2.3.1.2 Predictive microbiology

Predictive microbiology can be used to contribute to calculation of the likely number of organisms at the time when food is consumed (Walls and Scott, 1997). Such modelling may provide an estimate of the effect of processing steps on microbial growth and product safety in food production and distribution (Zwietering and Hasting, 1997). It is known that growth and multiplication of microorganisms depends on a variety of factors, which do not act independently from each other under normal circumstances. Predictive microbiology is based on the body of knowledge about the combined and complex effects of the diverse factors and their respective interactive influence. These factors relate to growth, survival and death responses of microbes of concern in food that should be modelled with respect to main controlling factors, initially the combined effect of temperature, pH and water activity (Roberts, 1997), and fitting data to a mathematical equation. The models may be either probabilistic or kinetic. Probabilistic models are useful in obtaining an indication of the wisdom of change in product formulation or product storage, while kinetic models are focused on establishing a quantitative relationship between growth, including duration of the lag phase and controlling factors. Kinetic modelling is achieved in two stages: (1) deriving parameters by fitting a sigmoid curve to growth data, (2) using the function, commonly quadratic, to describe how the derived parameters of each curve were affected by the controlling factors (Roberts, 1997).

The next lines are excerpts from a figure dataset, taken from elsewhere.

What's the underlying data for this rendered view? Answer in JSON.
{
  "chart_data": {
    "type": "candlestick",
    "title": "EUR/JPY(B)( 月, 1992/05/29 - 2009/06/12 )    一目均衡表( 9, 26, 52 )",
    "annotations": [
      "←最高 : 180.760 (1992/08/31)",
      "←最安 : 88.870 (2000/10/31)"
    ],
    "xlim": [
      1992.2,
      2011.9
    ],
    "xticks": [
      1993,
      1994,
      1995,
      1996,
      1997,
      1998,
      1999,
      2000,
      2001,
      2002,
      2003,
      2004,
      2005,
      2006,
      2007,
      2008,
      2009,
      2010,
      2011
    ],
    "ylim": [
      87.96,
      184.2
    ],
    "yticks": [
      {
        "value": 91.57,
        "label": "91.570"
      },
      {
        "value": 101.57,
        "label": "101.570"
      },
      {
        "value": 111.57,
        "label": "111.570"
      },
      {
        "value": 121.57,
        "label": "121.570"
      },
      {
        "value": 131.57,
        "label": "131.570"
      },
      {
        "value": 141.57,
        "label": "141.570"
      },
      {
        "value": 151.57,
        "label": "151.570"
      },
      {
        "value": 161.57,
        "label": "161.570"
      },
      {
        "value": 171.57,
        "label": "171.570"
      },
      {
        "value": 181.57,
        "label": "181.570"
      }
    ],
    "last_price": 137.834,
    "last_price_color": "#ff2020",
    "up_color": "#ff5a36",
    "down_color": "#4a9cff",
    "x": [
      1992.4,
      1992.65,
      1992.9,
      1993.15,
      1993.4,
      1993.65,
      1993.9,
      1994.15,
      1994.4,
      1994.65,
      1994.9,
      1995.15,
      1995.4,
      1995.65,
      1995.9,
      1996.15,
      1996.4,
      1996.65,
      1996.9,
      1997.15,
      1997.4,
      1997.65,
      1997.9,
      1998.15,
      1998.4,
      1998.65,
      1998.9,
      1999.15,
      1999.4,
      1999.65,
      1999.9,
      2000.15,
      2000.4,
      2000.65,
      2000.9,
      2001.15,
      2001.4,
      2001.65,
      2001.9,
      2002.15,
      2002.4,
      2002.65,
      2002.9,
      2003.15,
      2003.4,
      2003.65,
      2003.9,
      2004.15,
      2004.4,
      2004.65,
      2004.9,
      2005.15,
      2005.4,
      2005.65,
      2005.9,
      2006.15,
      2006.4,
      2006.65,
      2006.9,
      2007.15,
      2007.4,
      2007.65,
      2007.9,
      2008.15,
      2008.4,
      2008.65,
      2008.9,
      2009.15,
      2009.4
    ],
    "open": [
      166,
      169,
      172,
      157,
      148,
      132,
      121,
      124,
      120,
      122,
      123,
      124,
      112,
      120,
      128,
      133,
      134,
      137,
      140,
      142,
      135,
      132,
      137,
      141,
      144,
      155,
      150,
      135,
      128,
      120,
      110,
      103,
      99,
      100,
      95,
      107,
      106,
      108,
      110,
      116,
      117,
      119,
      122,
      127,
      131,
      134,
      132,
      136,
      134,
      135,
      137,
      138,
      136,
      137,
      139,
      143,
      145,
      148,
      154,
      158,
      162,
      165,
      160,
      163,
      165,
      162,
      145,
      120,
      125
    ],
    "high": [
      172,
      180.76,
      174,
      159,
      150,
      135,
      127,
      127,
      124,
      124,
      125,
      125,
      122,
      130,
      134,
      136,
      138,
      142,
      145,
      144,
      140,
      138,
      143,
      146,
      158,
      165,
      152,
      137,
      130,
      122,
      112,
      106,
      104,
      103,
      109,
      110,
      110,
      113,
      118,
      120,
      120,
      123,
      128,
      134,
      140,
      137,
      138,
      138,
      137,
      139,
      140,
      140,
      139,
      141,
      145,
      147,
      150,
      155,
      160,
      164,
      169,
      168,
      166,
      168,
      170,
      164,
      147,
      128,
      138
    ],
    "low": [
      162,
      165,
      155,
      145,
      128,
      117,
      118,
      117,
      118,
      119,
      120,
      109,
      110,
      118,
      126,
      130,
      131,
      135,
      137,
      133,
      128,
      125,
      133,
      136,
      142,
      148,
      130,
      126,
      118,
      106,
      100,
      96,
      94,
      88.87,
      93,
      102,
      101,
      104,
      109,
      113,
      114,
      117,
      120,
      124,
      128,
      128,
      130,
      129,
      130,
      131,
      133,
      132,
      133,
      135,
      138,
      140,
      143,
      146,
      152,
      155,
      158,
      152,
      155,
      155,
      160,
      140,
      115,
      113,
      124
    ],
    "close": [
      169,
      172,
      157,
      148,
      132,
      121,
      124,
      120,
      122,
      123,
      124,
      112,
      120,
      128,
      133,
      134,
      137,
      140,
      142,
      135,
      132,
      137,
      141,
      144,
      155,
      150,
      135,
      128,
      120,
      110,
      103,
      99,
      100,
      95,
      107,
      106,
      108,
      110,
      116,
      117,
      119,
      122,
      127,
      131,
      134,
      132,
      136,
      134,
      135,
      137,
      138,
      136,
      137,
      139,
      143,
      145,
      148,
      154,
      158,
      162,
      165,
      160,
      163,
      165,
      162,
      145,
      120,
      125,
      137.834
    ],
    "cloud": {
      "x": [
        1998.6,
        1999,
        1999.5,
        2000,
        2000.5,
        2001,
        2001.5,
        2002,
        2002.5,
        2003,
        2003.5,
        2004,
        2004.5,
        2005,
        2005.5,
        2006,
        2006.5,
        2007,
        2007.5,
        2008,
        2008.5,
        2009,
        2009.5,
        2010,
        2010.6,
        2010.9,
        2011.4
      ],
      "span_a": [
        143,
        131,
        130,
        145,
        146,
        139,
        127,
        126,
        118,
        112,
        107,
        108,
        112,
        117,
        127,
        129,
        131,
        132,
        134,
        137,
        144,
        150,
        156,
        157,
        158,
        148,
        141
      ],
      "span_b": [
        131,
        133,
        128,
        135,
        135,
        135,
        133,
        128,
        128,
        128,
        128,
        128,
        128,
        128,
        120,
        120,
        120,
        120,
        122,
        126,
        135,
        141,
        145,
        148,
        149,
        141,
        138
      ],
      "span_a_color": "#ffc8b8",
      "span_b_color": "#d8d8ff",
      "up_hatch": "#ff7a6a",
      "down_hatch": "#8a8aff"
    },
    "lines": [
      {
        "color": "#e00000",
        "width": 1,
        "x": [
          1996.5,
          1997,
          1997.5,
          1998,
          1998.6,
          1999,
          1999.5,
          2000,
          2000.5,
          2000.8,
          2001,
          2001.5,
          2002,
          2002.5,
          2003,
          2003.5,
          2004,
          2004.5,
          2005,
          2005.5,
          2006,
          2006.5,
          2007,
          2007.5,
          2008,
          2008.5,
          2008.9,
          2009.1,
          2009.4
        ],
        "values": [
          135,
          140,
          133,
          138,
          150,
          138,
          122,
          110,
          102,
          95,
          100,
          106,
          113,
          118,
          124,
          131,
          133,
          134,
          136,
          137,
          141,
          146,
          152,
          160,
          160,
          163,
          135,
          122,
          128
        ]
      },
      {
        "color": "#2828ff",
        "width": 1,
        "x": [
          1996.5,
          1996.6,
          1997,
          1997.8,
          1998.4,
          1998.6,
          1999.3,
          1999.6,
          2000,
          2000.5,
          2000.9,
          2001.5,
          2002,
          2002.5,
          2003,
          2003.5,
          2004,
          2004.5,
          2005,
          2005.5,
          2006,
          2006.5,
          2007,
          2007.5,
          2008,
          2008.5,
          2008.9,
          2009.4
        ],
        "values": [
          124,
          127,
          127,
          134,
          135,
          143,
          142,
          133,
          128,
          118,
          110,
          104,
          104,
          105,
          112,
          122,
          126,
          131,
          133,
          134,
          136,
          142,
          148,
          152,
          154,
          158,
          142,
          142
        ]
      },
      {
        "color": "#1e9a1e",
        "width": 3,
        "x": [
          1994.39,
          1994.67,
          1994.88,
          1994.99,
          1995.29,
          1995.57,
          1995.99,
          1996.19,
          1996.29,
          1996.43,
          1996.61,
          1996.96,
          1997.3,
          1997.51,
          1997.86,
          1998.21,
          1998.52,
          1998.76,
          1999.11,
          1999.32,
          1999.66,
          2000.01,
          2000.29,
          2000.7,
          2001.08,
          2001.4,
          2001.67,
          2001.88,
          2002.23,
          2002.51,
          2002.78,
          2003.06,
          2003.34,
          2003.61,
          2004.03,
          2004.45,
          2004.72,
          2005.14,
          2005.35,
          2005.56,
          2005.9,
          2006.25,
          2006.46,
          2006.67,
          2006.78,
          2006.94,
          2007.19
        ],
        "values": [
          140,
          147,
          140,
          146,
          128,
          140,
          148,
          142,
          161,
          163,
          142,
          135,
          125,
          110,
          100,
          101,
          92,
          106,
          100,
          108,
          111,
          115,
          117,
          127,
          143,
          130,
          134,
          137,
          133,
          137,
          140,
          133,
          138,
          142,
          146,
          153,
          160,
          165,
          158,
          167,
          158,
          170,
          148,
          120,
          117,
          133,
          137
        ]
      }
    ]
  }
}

2.3.1.3 Dose response modelling

The infectious dose of a pathogen is not a fixed value, but depends on the susceptibility of the host and other factors. Thus, the probability of disease following exposure to a microbial hazard is particularly dependant on the numbers of the pathogen present

(dose)(Stringer, 2000)in the product at the time of consumption. The “dose response”

relationship can be empirically modelled by using beta-Poison, Weibull-gamma and Gompertz models (Stringer, 2000). A sigmoid curve relationship is seen when the log of the number of organisms ingested is plotted against the percentage of the population that becomes infected (Voysey and Brown, 2000).

Lammerding et al. (2000) described the relationship between the numbers of the

Salmonella organisms ingested if/when present in food (i.e. regardless of the food) and the public health outcome (illness). To provide a background and rationale for the use of three different dose-response models, the authors reviewed sets of data provided by various countries, including published data on Salmonella. The dose-response curve was generated by each of the models. The first model used was a beta-Poisson function. This

model was developed by the USDA/FSIS for S. Enteritidis in eggs where data from a

surrogate microorganism (i.e. Shigella dysenteriae) was used to model the Salmonella

dose-response. The second model used was the Weibull function. It was developed by Health Canada and based on volunteer studies for several pathogens, including data from two Salmonella outbreaks. The third model used a beta-Poisson distribution based on data generated by volunteer studies using faecal shedding (infection) as the dependant variable. All three models were then compared with the actual data collected during an

outbreak in a country that has a good record on Salmonella outbreaks. The conclusion

was that none of the models had advantages over others and that all three models generated reasonable estimates.